Bargain-priced homes in foreclosure listings are attracting first-time homebuyers nationwide.

According to the National Association of Realtors, up to 45 percent of bank home sales in recent weeks involve home purchases made by first-time homebuyers taking advantage of bargain prices in foreclosure listings. In March, over half of total home sales were made to first-time homebuyers, with most of the purchases involving bargain-priced homes in foreclosure listings.

However beneficial the bargain prices are to first-time homebuyers, low prices have been dragging down nationwide home prices to distressed levels. Homes in foreclosure listings typically are priced 20 percent less than new homes.

In March, the national home median price for existing homes decreased by 12.4 percent to $175,200, compared to the median price in March 2008 based on NAR’s report.

But on the other hand, economists say first-time homebuyers could be the group that would pull up the drowning market from the depths by their sheer number. Large numbers of first-time homebuyers could remove much of the unsold inventory in foreclosure listings that are pushing down home prices nationwide.

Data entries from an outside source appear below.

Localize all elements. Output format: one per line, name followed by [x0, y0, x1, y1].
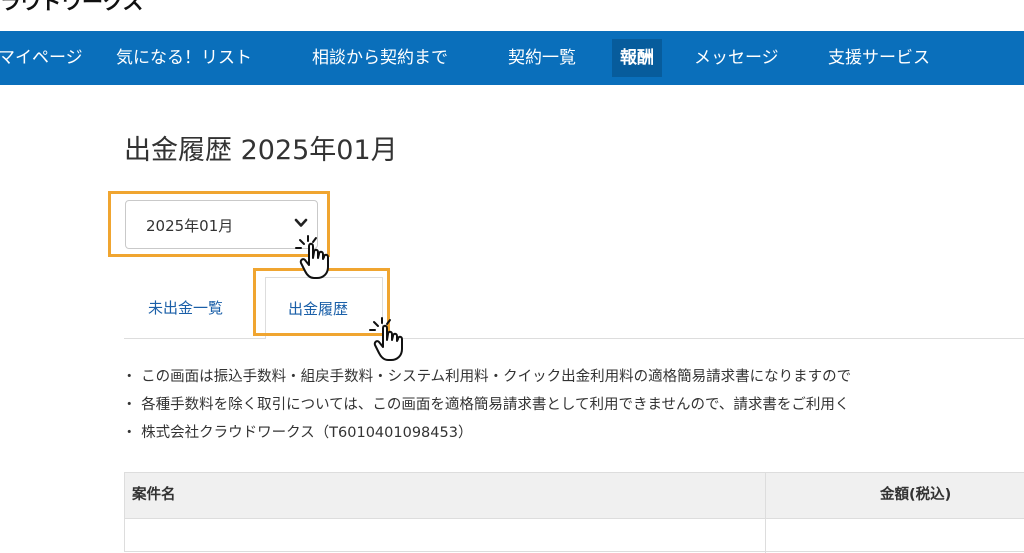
notice-item: ・ 株式会社クラウドワークス（T6010401098453） [122, 425, 473, 441]
notice-item: ・ 各種手数料を除く取引については、この画面を適格簡易請求書として利用できません… [122, 397, 850, 413]
tab-divider [124, 338, 1024, 339]
nav-item-messages[interactable]: メッセージ [694, 31, 779, 85]
hand-pointer-icon [295, 235, 329, 279]
nav-item-mypage[interactable]: マイページ [0, 31, 83, 85]
column-header-project-name: 案件名 [132, 487, 176, 503]
column-header-amount: 金額(税込) [880, 487, 952, 503]
nav-item-contracts[interactable]: 契約一覧 [508, 31, 576, 85]
nav-item-support-services[interactable]: 支援サービス [828, 31, 930, 85]
nav-item-rewards[interactable]: 報酬 [612, 39, 662, 77]
notice-list: ・ この画面は振込手数料・組戻手数料・システム利用料・クイック出金利用料の適格簡… [122, 363, 1024, 447]
global-navbar: マイページ 気になる！リスト 相談から契約まで 契約一覧 報酬 メッセージ 支援… [0, 31, 1024, 85]
withdrawal-table: 案件名 金額(税込) [124, 472, 1024, 553]
tab-unwithdrawn-list[interactable]: 未出金一覧 [148, 297, 223, 318]
nav-item-watchlist[interactable]: 気になる！リスト [116, 31, 252, 85]
hand-pointer-icon [369, 317, 403, 361]
nav-item-consult-to-contract[interactable]: 相談から契約まで [312, 31, 448, 85]
site-logo[interactable]: ラウドワークス [0, 0, 143, 16]
table-header-row: 案件名 金額(税込) [125, 473, 1024, 519]
notice-item: ・ この画面は振込手数料・組戻手数料・システム利用料・クイック出金利用料の適格簡… [122, 369, 852, 385]
page-title: 出金履歴 2025年01月 [124, 135, 398, 166]
column-divider [765, 473, 766, 553]
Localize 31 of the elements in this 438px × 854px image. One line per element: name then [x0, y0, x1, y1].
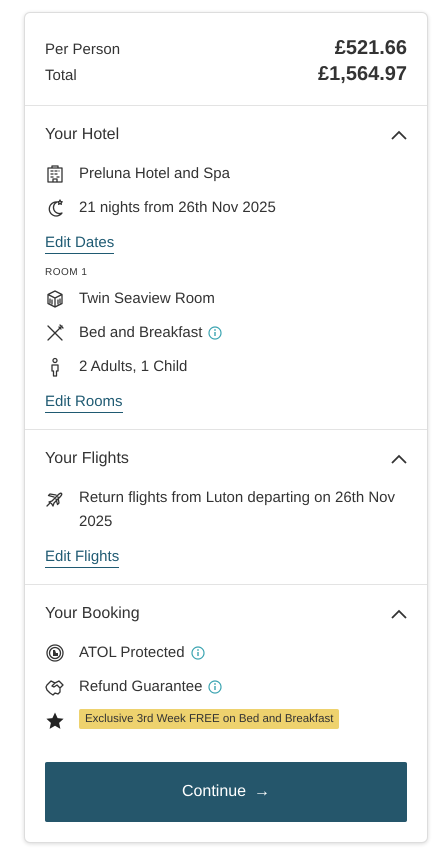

As homes in foreclosure listings are being snapped up by first-time homebuyers, the total number of previously-bank owned homes for sale on March 31 dropped by 1.6 percent to 3.74 million units.

Housing analysts expect more first-time homebuyers to buy existing homes and houses in foreclosure listings because of record low prices, record low mortgage rates, large numbers of choices in foreclosure listings and the tax credit available for first-time homebuyers.

Distressed homes are attracting more interest because oftentimes they sell well below market value and they are priced lower by over 20 percent than new homes.

NAR’s chief economist Lawrence Yun said the fact that more first-time homebuyers are attending open houses is one positive sign pointing towards market improvement. He said it is encouraging that first-time homebuyers are taking advantage of record low mortgage rates and the tax credit.

Based on NAR’s report, first-time homebuyers are choosing loans insured by the Federal Housing Administration because FHA requires only about 3.5 percent for the down payment. Last year, the nationwide median down payment for first-time homebuyers was 4 percent, an increase from the 2-percent down payment in 2007.

The volume of FHA-insured loans covering single-family homes has increased last year to over $180 billion, up from the $59 billion volume in 2007. FHA expects billions more in 2009 as first-time homebuyers find in foreclosure listings properties that they can turn into their dream homes.